Admins managing fleets should use centralized tools—Intune, SCCM, Windows Update for Business—to enforce the latest Edge channel update. A quick script that grabs the version string from edge://version across endpoints and compares it against the safe threshold can verify coverage.

If you cannot patch immediately, apply compensating controls:

  • Restrict browsing to trusted sites.
  • Disable or block JavaScript where feasible (understanding business impact).
  • Rely on endpoint exploit mitigations such as Enhanced Mitigation Experience Toolkit (EMET)-style protections or Windows Defender Application Guard (WDAG).
  • Monitor for abnormal Edge process crashes or renderer process spawning, which can be a sign of attempted exploitation.
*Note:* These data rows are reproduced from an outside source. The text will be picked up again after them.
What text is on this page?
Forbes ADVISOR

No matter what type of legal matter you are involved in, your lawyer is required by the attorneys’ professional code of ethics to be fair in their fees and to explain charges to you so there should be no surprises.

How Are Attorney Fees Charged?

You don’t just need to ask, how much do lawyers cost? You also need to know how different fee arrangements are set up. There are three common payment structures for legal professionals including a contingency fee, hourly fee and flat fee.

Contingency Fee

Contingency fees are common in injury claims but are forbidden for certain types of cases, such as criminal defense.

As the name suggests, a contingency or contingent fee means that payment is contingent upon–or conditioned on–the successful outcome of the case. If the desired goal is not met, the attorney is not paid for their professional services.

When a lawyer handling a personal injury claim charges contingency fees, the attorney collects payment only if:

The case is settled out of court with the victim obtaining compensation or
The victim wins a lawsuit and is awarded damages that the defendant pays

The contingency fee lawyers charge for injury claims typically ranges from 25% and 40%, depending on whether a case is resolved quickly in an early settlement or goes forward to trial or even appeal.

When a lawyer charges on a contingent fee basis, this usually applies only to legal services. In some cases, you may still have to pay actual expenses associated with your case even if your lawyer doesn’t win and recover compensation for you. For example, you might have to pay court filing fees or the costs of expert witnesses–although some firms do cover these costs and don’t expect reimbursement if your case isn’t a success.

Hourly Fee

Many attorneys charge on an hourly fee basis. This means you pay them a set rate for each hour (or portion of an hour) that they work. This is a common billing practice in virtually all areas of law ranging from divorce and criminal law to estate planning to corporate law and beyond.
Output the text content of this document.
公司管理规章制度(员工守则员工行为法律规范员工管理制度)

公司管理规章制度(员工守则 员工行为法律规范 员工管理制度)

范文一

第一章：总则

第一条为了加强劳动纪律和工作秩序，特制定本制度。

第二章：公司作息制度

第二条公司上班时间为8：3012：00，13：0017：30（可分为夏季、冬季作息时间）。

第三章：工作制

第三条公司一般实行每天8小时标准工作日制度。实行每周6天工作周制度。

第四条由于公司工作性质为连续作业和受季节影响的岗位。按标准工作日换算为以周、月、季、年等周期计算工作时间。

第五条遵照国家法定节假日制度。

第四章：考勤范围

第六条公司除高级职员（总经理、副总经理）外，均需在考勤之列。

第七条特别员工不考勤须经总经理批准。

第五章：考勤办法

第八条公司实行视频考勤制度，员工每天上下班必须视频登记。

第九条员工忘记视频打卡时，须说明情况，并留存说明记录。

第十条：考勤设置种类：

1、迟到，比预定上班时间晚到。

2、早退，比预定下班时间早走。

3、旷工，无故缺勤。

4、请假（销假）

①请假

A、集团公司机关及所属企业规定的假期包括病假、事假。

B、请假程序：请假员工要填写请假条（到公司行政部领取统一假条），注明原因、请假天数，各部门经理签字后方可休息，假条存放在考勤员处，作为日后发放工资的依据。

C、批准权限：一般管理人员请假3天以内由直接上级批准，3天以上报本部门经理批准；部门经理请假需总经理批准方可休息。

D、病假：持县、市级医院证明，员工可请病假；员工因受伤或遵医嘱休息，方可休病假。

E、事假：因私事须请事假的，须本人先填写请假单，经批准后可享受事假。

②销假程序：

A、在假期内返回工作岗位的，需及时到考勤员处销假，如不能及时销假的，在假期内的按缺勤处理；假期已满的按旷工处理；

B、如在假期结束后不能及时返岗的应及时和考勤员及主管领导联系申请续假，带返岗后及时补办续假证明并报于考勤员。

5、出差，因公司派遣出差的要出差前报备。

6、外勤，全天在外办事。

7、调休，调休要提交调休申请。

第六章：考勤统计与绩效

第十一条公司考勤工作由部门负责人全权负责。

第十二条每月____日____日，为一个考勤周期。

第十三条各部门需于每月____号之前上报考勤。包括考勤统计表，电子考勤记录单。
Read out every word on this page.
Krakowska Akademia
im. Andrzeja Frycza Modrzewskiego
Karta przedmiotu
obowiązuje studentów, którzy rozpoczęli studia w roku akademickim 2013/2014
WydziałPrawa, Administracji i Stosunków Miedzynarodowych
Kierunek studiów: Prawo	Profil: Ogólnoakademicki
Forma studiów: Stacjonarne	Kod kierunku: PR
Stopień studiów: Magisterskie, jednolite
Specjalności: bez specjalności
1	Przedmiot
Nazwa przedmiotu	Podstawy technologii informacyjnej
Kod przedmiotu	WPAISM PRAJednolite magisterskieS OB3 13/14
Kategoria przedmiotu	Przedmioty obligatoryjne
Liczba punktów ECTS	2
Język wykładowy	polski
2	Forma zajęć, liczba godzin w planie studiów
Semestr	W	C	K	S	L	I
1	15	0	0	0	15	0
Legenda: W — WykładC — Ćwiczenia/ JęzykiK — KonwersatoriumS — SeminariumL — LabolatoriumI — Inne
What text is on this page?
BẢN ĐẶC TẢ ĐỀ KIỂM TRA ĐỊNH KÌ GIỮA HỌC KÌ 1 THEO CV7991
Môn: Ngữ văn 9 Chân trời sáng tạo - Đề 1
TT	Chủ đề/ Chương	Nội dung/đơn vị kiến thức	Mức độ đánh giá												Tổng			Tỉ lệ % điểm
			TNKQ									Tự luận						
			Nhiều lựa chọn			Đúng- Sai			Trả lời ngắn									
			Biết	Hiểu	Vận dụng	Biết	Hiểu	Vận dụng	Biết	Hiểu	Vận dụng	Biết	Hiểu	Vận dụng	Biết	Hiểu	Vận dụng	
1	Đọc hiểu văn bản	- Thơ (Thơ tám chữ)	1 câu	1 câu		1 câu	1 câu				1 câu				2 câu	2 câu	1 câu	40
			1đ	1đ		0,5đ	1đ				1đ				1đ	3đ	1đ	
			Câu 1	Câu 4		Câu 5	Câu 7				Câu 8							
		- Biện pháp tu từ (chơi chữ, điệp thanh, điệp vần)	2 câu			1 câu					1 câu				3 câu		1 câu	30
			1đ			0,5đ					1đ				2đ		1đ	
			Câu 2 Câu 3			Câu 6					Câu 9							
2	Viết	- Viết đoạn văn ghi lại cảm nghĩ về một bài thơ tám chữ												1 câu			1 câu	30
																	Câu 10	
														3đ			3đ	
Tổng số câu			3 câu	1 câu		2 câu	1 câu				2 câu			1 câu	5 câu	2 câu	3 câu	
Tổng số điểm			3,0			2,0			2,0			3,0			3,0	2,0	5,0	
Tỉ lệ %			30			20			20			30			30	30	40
But these are stopgaps. A full patching cycle is the only real fix. V8 vulnerabilities don’t grant patience.

What to watch next

CVE-2025-11215 is unlikely to be the last V8 bug that arrives through the Chromium pipeline. Google’s aggressive fuzzing and external bug-bounty programs unearth dozens of V8 issues each year, and each one propagates to every Chromium browser. The cadence means users and administrators must treat browser updates like anti-virus signatures—deploy them the moment they appear.

For now, the actionable news is clear: a patch exists, it’s already in the Edge Stable channel, and you can verify your protection in under a minute. The cost of waiting is an open door.